Lisp is one of the oldest programming languages which is still in use (only Fortran is older). It was developed by John McCarthy in the late 1950's leading to the first Lisp interpreters in 1959. During the next 20 years a number of dialects developed which motivated a standardization effort during the 1980's which culminated in the definition of ANSI standard in 1992.
Common Lisp is a big language. Whether it is list processing, string formatting, or objects and classes: Lisp has always something special to offer. I can only hope that this chapter gives you an idea what you can do with Lisp. There is a light weight Lisp dialect, Scheme, which is built on the same foundation, but is much smaller (and in some areas cleaner).
There are several good open source implementations of Common Lisp.

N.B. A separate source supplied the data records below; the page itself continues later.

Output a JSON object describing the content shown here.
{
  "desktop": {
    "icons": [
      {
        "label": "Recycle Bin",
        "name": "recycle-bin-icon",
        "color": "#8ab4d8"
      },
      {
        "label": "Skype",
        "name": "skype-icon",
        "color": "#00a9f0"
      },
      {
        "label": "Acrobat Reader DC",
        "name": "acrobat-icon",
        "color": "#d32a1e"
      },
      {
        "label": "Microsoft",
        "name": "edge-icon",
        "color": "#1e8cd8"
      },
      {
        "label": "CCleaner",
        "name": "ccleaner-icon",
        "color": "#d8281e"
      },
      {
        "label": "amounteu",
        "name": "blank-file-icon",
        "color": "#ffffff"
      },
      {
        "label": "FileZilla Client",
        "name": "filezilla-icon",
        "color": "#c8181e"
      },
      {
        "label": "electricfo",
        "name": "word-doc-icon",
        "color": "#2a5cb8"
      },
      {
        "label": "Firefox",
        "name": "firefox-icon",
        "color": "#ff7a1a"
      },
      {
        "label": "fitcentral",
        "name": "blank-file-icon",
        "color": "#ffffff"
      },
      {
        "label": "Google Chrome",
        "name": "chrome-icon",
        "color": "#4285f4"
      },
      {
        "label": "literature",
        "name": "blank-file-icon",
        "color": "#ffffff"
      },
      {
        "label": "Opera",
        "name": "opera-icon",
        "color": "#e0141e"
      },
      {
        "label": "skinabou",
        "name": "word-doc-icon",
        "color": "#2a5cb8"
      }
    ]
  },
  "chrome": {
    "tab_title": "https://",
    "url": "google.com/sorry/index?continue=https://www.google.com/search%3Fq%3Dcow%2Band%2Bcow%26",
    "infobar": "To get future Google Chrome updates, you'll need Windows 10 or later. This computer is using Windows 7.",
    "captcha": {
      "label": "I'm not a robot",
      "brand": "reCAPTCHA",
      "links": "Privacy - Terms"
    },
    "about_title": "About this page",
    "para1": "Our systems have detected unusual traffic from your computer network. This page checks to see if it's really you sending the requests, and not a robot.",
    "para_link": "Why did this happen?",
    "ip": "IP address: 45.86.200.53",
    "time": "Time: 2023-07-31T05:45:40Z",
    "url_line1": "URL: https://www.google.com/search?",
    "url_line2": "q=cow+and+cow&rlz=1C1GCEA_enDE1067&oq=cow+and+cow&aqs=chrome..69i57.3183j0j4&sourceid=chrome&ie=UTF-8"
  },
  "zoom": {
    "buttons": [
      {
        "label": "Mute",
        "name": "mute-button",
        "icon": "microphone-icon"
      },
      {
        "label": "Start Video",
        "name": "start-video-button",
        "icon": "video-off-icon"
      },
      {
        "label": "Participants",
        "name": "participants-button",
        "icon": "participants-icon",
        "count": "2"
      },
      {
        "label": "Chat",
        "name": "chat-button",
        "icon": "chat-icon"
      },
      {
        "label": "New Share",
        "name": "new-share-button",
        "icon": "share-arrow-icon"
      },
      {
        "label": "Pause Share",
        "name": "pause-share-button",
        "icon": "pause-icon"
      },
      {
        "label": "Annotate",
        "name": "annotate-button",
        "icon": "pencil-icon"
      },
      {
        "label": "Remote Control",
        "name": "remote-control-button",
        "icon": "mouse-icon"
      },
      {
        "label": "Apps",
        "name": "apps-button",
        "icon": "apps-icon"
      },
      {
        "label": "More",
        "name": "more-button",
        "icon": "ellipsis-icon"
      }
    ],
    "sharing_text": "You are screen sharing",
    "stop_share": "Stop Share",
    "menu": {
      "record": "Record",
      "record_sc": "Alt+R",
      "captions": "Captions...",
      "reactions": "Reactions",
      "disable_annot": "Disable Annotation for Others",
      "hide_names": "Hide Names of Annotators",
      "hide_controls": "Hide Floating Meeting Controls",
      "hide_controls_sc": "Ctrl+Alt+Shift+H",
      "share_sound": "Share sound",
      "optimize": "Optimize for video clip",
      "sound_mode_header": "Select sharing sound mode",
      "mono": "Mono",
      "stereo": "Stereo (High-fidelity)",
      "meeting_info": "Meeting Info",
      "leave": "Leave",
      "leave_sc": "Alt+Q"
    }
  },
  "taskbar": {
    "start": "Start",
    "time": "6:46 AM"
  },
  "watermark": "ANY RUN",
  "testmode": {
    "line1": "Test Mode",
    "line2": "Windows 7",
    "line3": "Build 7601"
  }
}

Two popular choices are
Clisp, another GNU Common Lisp implementation, compiling to bytecode and therefore slower than the alternatives.
CMU Common Lisp (CMUCL), a native Common Lisp compiler originally developed at the Carnegie Mellon University.
Most examples in this chapter can be run with any of these Common Lisp implementations. For Linux, they are available as package of the standard distributions (e.g., Debian packages "clisp" and "cmucl"). On Windows, the easiest choice is Clisp, for which a Windows binary is available at the official Clisp site. To install it, unpack the zip archive and follow the instructions in the readme file. In the configuration file config.lisp, just adapt the location of the clisp installation in the definition of *load-paths* to the where you unpacked the zip file (e.g., c:\\Program Files\\clisp-2.32\\...\\).
I have used Clisp for the most part and later CMU Common Lisp (for example, to run the database examples).
Paul Graham's book presents Lisp on 400 densely written pages. It can be used as an introduction as well as a reference. Sonja Keene's book [KEENE88]> is a very readable introduction to CLOS including the advanced features such as the meta object protocol. If you want to learn about what is considered the major domain for Lisp, Peter Norvig's book about artificial intelligence is for you. It contains plenty of AI programs implemented in Common Lisp.